1 Thessalonians 4:16-17 "For the Lord Himself will descend from heaven with a shout, with the voice of the archangel and with the trumpet of God, and the dead in Christ will rise first. 17 Then we who are alive and remain will be caught up together with them in the clouds to meet the Lord in the air, and so we shall always be with the Lord."
Introduction & review
Yesterday we had listed out the following similarities between the rapture and 2nd advent of Jesus Christ:
Similarities between rapture & 2nd Advent
1. Both have the Lord l appearing in clouds. 1 Thess 4:17 vs Matthew 24:30; Luke 21:27; Rev 11:19, 14:14
2. Both have Righteous people will be raised from the dead. 1 Thess 4:16-17 vs Rev 20:4
3. Both are described in the language as Jesus “coming”. John 14:3, 1 Thess 4:13 vs Matt 24:42; Lk 21:27
4. Both have an uncertainty as to when they will begin. 1 Cor 15:52, 2 Thess 2:1-3 vs Matthew 24:36; Mark 13:32
5. Both will affect the entire world. 2 Thess 2:7 vs 2 Thess 2:8
6. Both mark the end of things, the rapture will conclude the church age and 2nd advent will mark the end of the tribulation.

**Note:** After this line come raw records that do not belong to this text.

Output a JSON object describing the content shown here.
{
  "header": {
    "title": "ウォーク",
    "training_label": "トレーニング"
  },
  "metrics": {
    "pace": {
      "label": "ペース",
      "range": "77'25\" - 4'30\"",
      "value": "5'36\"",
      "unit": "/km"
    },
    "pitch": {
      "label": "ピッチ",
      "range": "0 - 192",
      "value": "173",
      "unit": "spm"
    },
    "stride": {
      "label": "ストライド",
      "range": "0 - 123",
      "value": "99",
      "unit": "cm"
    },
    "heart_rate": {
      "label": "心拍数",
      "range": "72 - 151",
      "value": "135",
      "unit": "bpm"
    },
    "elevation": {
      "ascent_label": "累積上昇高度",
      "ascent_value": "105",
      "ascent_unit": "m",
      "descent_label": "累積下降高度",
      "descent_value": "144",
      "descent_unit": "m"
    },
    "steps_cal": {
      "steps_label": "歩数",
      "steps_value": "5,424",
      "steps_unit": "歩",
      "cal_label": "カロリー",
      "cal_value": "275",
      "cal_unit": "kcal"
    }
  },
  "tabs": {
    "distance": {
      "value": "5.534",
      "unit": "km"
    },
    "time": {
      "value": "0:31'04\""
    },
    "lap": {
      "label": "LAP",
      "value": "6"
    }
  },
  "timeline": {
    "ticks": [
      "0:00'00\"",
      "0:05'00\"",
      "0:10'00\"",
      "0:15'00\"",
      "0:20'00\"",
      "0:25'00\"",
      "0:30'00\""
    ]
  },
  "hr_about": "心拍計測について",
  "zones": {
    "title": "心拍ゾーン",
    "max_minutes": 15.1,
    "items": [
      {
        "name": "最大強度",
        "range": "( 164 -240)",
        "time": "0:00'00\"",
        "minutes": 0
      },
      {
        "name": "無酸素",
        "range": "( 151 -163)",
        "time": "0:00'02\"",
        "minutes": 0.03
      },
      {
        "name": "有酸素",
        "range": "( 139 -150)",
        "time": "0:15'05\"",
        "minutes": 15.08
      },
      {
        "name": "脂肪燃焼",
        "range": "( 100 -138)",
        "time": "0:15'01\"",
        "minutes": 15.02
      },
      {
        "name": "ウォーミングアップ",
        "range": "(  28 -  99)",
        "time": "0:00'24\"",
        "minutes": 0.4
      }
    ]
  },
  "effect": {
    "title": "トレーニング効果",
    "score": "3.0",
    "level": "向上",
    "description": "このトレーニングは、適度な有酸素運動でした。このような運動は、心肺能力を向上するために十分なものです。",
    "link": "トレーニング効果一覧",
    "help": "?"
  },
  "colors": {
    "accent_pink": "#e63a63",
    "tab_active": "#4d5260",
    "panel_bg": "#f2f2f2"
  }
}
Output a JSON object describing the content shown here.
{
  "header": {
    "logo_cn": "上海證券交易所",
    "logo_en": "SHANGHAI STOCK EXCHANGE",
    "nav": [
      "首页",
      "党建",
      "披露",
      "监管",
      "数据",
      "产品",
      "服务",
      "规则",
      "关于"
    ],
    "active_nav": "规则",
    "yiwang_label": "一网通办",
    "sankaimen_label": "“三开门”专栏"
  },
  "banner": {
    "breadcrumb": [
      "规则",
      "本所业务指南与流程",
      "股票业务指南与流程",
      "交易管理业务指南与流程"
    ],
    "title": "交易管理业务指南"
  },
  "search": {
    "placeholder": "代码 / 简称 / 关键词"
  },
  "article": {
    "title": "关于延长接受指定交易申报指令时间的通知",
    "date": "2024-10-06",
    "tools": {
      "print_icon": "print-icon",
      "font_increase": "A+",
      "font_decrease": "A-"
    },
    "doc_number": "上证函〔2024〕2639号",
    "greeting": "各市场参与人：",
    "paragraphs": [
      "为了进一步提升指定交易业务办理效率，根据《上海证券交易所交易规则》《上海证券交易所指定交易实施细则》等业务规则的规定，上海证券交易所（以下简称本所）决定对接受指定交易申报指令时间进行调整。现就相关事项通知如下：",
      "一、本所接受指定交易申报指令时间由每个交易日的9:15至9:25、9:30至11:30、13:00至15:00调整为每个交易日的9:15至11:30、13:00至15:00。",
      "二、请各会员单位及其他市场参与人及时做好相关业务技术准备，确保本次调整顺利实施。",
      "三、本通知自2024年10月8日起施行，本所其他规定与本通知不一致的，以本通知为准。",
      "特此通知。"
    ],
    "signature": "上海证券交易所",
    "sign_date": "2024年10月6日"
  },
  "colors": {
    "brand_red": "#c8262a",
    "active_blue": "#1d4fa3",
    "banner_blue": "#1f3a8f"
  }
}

We noted how such similarities show that both events do have a few common points, especially in the arena of Christ raising the righteous (part 1 being the church at the rapture and part 2 having to do with the Jews at His second advent. However the rapture and the second advent or coming of Jesus have obvious differences which will be the main focus of today's post. Noting such differences enables the careful Bible student to better grasp the Bible's overall teaching of where to place the rapture in relationship to the Second coming. As in the comparisons above, we will retain the same color-coded approach in what will now be the differences between the rapture and 2nd advent:
Differences between rapture & 2nd Advent
1. The rapture is right before the tribulation (Thessalonians 4:13-16 & 5:1) whereas the 2nd advent occurs at the end of the tribulation. (Revelation 19:11-21)
2. The rapture is taught in 1/2 dozen passages, in the New Testament. The 2nd advent is taught in hundreds of passages, Old and New Testaments.
3. The rapture deals exclusively with the church (1 Thess 4:16-17), the 2nd advent impacts everyone else and entails Christ's restoring and raising Israel (Daniel 12:1; Matt 24:30; Luke 21:28)
4. The rapture is aimed at comforting the church (1 Thess 4:18), whereas the main theme of the 2nd advent is Christ returning in judgment. (Revelation 19:11)
5. Christ appears in the clouds but does not come down to the earth in the rapture (1 Thess 4:13-16); whereas He comes all the way down to earth in His 2nd advent. (Revelation 19:11-21)
6. There is no major war being fought when the rapture occurs, whereas in the 2nd advent, the purpose will be for Christ to war against and defeat His enemies.
As can be seen, the above differences make holding to a post-tribulational position to be very difficult if not impossible. Mid-tribulationalist would assert all of the differences except #1 and #6. Pre-tribulationalists would assert all six.
Granted in many ways, such an issue as the timing of the rapture may not be as central or weighty for the Christian faith as the Deity of Christ, the inerrancy of scripture and the virgin birth. Certainly there can be allowances in this particular issue, with the author knowing many wonderful believers and respecting many wonderful Bible teachers who differ on this point.
Nonetheless it is important for Christians to know where they stand on any doctrinal issue. This blogger personally feels that the pre-tribulational position, though not being the "perfect" doctrinal position (for only the scriptures are inerrant), is nevertheless the most consistent in the handling of the Biblical material that bears on the rapture and Jesus' second advent.
If for anything else, the above comparisons and contrasts will serve to invite the reader to search the scriptures for themselves and to get better acquainted with that the Bible does have to teach about what God has ordained for the future, as well as the here and now.